CommonDataModel
CommonDataModel copied to clipboard
CDM Source
How to populate the cdm_source table if the data is derived from multiple data feeds.
CDM or THEMIS convention?
CDM
Table or Field level?
Table
Is this a general convention?
Yes
Summary of issues
Populating cdm_source if the data is derived from multiple data feeds.
Summary of answer
If a source database is derived from multiple data feeds, the integration of those disparate sources is expected to be documented in the ETL specifications. The source information on each of the databases can be represented as separate records in the CDM_SOURCE table. Currently, there is no mechanism to link individual records in the CDM tables to their source record in the CDM_SOURCE table.
Related links
https://www.ohdsi.org/web/wiki/doku.php?id=documentation:cdm:cdm_source
Other comments/notes
NA
@MaximMoinat I would like to discuss this at an upcoming CDM WG meeting. If I am not mistaken, many of our tools expect only one record in the CDM Source table (like ARES Indexer) so I want to make sure we are clear on what the software is doing before we declare this.

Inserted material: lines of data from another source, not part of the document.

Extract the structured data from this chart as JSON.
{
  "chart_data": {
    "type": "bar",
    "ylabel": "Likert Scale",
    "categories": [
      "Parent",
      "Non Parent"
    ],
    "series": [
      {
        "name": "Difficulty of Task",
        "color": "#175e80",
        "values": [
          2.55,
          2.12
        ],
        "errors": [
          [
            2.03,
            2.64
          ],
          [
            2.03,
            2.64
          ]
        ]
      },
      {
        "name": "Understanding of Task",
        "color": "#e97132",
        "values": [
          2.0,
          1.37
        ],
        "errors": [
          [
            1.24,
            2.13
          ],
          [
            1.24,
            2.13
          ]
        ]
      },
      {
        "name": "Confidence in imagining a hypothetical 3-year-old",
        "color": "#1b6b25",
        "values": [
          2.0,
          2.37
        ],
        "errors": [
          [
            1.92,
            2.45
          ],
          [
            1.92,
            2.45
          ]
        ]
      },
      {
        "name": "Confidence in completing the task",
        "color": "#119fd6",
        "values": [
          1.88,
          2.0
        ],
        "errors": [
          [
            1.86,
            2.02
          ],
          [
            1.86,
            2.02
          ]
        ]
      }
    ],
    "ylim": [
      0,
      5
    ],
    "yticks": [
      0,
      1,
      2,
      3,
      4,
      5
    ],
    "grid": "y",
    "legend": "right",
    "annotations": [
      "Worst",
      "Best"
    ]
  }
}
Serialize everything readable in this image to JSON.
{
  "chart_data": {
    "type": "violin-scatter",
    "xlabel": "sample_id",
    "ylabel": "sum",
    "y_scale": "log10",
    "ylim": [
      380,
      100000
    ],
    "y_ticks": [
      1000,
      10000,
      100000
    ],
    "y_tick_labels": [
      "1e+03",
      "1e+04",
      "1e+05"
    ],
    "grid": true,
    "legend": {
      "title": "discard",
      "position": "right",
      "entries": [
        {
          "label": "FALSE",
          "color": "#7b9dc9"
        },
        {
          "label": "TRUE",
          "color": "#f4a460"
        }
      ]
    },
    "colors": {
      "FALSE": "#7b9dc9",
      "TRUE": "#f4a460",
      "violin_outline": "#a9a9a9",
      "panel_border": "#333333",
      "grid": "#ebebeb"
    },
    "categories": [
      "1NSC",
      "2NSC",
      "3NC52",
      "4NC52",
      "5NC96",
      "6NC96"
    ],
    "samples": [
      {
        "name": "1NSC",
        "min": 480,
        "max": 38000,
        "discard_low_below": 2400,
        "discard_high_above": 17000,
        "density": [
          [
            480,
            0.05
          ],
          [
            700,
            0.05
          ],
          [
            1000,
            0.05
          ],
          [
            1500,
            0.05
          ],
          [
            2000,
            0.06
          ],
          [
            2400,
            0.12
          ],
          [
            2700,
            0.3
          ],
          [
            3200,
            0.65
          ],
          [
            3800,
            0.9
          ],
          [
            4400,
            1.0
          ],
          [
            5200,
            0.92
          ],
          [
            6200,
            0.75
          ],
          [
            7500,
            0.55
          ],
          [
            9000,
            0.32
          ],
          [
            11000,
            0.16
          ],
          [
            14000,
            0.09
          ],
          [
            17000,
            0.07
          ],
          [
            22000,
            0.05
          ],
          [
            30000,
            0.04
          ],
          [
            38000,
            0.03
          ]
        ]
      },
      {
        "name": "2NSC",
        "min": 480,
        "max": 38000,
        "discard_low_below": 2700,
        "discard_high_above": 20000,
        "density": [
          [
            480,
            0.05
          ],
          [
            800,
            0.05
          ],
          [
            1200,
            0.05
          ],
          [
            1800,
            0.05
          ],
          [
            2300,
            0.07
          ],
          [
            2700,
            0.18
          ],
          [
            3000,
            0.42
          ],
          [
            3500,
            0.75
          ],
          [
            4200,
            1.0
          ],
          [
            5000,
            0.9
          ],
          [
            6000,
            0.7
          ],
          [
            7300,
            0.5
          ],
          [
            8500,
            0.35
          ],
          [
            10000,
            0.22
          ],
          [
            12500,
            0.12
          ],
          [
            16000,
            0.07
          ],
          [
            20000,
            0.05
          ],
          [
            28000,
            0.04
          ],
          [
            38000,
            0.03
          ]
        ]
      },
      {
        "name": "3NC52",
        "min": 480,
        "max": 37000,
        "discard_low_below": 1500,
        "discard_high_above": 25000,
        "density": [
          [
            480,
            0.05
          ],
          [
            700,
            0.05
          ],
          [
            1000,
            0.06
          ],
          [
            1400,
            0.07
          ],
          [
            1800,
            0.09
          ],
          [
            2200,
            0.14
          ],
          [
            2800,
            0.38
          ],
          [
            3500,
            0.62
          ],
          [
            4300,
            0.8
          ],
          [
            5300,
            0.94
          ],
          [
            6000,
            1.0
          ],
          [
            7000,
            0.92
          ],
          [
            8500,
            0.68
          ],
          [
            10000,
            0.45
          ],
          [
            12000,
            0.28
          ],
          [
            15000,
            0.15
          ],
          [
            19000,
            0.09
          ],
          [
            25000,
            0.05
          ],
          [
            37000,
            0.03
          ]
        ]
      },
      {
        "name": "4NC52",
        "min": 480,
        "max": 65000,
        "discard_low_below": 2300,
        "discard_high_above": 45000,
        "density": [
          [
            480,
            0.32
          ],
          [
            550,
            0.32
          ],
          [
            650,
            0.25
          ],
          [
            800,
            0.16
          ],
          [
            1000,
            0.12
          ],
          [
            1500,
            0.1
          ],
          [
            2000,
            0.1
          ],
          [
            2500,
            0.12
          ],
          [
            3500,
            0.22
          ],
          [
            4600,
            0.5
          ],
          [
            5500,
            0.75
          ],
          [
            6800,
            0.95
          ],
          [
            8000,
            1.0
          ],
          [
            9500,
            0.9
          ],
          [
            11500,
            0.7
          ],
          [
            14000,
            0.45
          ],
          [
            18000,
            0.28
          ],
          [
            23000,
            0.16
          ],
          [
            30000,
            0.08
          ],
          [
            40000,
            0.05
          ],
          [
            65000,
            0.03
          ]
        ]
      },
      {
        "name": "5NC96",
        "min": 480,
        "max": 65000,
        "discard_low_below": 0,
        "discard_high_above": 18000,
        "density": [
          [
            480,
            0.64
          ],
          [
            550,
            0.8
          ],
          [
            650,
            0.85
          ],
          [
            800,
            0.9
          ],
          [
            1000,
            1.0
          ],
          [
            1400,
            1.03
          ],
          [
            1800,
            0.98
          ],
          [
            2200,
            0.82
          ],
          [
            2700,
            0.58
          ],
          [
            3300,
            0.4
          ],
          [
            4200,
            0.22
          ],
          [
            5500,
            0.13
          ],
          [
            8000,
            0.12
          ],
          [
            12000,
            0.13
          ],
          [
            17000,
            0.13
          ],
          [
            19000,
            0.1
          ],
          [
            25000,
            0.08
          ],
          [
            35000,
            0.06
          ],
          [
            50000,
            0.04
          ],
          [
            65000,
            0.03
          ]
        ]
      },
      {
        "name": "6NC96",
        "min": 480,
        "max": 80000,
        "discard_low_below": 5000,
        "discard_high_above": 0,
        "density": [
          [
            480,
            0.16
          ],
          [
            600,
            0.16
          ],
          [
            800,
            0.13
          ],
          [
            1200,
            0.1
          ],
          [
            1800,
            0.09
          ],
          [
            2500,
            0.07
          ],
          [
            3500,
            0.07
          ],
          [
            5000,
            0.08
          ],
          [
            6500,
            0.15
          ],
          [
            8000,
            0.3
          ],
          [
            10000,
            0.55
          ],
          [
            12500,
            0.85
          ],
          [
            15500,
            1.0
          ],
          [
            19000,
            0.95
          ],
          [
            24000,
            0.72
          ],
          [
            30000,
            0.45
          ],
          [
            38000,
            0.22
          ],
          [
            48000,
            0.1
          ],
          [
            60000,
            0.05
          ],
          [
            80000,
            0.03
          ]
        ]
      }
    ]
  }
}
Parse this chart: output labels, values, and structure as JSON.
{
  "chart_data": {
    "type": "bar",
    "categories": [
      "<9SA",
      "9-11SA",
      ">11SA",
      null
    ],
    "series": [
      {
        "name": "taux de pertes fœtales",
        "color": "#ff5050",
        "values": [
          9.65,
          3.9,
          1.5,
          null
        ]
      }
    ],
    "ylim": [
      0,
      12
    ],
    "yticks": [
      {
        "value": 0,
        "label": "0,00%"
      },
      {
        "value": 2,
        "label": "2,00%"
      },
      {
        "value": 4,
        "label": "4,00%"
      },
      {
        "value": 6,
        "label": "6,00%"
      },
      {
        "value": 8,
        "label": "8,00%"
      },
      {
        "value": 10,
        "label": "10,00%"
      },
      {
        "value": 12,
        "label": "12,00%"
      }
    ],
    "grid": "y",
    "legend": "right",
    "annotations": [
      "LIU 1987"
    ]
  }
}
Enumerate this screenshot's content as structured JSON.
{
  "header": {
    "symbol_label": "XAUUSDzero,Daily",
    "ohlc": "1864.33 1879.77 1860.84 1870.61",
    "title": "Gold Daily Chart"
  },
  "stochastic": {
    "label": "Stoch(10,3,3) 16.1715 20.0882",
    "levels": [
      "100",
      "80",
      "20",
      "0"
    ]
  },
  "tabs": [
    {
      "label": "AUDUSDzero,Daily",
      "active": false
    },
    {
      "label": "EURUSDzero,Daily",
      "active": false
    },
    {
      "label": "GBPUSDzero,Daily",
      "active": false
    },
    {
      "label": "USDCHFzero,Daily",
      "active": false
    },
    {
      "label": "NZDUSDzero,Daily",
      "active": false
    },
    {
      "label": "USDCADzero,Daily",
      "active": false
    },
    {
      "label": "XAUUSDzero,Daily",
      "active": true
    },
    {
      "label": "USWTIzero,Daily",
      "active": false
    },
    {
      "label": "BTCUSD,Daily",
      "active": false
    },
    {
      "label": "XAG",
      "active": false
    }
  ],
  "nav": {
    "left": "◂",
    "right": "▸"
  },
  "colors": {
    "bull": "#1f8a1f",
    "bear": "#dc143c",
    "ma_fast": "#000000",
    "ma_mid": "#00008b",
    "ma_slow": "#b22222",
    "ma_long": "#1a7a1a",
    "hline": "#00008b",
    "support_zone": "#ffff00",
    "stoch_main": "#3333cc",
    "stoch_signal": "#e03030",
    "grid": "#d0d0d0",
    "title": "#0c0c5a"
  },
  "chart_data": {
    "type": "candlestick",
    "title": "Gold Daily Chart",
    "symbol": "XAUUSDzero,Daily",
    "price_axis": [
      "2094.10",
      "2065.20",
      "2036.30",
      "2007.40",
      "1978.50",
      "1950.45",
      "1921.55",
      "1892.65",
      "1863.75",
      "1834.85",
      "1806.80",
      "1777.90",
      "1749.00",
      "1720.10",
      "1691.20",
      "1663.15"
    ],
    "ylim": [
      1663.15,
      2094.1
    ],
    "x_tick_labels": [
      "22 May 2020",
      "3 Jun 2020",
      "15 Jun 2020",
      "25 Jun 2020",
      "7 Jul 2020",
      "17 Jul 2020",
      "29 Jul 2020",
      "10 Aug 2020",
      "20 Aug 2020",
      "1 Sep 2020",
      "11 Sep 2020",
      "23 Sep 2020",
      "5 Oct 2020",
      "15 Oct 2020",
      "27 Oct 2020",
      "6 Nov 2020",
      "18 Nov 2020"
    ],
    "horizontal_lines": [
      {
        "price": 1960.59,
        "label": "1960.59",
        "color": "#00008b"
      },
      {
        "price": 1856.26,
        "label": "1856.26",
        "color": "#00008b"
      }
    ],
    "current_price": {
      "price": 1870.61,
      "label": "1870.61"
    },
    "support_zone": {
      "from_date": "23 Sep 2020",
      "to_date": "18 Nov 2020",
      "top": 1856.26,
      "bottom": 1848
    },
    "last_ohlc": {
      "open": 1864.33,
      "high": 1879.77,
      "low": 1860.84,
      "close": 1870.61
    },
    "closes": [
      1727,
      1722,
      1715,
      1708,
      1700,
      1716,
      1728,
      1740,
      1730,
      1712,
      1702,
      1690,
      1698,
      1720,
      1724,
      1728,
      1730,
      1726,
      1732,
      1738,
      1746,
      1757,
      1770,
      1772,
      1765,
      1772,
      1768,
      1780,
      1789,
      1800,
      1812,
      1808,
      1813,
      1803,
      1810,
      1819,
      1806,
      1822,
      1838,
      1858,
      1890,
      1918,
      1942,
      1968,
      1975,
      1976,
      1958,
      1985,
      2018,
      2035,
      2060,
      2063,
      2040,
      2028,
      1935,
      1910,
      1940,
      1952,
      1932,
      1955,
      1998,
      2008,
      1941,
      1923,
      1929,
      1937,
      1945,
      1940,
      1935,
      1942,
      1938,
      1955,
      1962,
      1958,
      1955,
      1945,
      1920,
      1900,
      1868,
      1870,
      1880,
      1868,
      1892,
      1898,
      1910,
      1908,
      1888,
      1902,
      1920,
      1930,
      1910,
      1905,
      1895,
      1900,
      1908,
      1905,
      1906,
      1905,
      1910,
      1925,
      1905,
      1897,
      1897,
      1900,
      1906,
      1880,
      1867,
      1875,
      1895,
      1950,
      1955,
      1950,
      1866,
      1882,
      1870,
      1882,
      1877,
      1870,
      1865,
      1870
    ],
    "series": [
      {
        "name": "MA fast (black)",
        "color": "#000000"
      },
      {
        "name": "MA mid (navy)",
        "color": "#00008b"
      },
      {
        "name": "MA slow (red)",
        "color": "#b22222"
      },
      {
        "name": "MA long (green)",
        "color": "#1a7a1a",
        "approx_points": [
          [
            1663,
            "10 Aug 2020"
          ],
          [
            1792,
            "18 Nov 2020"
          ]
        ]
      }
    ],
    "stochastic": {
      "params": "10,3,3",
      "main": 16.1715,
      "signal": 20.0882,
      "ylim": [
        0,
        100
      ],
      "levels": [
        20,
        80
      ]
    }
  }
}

@clairblacketer and @MaximMoinat
At the University of Colorado, we insert one record per data source into the CDM_Source table. Each of these data sources have different source release dates. And I know other health systems combine records from different sources.
Let's discuss further in the CDM WG and then make sure we give guidance via CDM requirements and Themis conventions.
@MelaniePhilofsky agreed. The convention makes sense, I just want to make sure we are aligned across the community
@MelaniePhilofsky Interesting, I did not realise this use case for cdm_source. But makes sense, to capture all sources in cdm_source. And although trivial, it is important to define this explicitly because tooling might misbehave otherwise.
Let's discuss in a meeting. I was set on the convention of having only one record in cdm_source, but maybe the tooling should allow this after all.